After three decades of working feverishly to internalize Western culture, Japan cast an eye to its heritage in 1897 with the Law for the Preservation of Ancient Shrines and Temples. Its scope was limited to landmarks in certain ancient Shinto shrines and Buddhist temples, objects which even today are the most numerous in national and local registers of tangible cultural properties.

That law and later object-preservation laws — for monuments and historic and scenic sites (1919), “national treasures” (1929) and artworks (1933) — were all replaced by the 1975 Law for the Protection of Cultural Properties.

Protection is extended to five categories of objects: tangible cultural properties (buildings, works of art and writing, archaeological specimens), intangible cultural properties (artistic skills), folk-cultural properties (objects and customs related to folk occupations, festivals or entertainment), monuments (historic and scenic places, natural objects), and groups of historic buildings. The Ministry of Education can elevate any of those locally designated items to the national register. They are then referred to as “important” cultural assets and qualify for national subsidies.

Buildings which are selected as cultural properties become eligible for government subsidies to help defray the costs of repair, rebuilding and maintenance. In Kyoto, a total of 384 buildings are protected in this manner (197 by the national government, 129 by Kyoto Prefecture, 58 by the city). The vast majority are shrine and temple buildings, and a few folk houses and Western-style buildings are included.

Kyo-machiya (typical Kyoto town houses), which are disappearing at an alarming rate, have so far received little attention in the movement to protect historically valuable buildings. It is estimated that in the 18th century 400,000 citizens of Kyoto lived in these beautiful structures.

Within the confines of Kyoto only three such townhouses have been selected, for preservation, one each by the national, prefectural and city governments.

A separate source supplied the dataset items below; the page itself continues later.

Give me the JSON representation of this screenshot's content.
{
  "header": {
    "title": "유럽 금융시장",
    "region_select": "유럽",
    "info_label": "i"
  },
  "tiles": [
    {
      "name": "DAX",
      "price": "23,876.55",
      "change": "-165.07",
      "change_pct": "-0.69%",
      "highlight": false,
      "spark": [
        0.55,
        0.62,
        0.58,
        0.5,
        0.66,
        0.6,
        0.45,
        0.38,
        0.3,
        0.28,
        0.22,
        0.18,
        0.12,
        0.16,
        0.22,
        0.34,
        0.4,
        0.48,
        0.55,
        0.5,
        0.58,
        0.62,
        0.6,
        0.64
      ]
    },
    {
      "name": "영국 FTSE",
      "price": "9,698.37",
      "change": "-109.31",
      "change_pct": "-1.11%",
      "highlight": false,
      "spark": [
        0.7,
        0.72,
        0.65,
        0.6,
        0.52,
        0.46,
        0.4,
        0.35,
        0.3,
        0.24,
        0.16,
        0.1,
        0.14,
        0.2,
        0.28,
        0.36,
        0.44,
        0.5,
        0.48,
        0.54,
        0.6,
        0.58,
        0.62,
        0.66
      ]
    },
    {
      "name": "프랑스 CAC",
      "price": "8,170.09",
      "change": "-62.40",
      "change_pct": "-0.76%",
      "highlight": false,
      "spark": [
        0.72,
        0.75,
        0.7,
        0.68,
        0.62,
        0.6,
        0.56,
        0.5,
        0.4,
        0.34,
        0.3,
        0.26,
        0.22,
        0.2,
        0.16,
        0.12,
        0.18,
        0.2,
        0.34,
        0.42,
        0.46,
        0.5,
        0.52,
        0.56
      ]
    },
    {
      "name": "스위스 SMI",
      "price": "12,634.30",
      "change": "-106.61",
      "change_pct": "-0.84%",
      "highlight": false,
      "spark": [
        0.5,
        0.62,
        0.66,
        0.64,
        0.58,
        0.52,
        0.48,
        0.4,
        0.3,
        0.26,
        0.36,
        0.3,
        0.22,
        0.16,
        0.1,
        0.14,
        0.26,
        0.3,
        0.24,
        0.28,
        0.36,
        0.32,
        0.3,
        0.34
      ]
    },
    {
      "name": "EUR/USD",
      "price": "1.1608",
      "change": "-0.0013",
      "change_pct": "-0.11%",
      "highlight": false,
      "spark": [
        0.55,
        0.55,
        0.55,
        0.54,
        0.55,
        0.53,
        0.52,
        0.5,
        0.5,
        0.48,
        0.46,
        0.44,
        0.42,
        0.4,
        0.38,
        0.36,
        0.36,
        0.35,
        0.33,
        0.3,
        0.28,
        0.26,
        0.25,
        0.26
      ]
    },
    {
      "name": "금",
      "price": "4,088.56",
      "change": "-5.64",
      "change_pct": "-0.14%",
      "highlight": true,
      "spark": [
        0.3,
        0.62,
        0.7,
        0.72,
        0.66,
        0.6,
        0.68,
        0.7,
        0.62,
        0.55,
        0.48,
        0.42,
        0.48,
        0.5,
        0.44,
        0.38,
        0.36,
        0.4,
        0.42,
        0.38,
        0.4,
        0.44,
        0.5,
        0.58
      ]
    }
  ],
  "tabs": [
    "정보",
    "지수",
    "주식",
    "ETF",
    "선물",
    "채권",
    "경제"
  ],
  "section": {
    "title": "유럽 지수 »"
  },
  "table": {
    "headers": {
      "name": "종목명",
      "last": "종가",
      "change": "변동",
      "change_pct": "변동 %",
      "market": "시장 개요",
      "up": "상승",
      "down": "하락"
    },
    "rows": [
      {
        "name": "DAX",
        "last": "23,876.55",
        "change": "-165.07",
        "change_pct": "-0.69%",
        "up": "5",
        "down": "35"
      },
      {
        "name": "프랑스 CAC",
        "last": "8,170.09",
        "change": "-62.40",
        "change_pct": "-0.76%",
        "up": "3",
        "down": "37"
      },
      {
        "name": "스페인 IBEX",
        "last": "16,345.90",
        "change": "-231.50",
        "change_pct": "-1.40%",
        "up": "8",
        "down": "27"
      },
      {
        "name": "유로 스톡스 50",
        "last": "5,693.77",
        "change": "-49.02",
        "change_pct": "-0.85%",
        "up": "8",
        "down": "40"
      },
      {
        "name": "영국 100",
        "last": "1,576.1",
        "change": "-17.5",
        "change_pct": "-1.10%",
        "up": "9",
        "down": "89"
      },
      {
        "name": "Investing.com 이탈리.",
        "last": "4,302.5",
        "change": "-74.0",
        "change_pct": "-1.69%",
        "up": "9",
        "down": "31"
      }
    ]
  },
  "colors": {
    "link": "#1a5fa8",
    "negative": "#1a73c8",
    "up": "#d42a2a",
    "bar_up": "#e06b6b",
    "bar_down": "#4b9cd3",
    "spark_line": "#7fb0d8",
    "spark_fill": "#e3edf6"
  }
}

What is left of the original Heian-kyo, the “Capital of Peace and Tranquility” of 794, are not individual buildings, whole urban quarters or any social stratification, but an urban infrastructure in the form of the rectangular grid layout of its streets, and its overall placement into nature. These basic rules of structure and placement were learnt from Chinese urban geomancy. An idea) site for a city was to be: surrounded by hills and mountains on its northern, eastern and western sides; open to the south; situated on ground sloping slightly towards the south, and thus being transversed by rivers running from north to south; adjacent to a major river on its eastern edge; and guarded by a particularly prominent mountain to the northeast, in order to close the “devil’s gate”, the direction of evil influences. These few rules describe in the shortest possible manner the natural genius loci of Kyoto.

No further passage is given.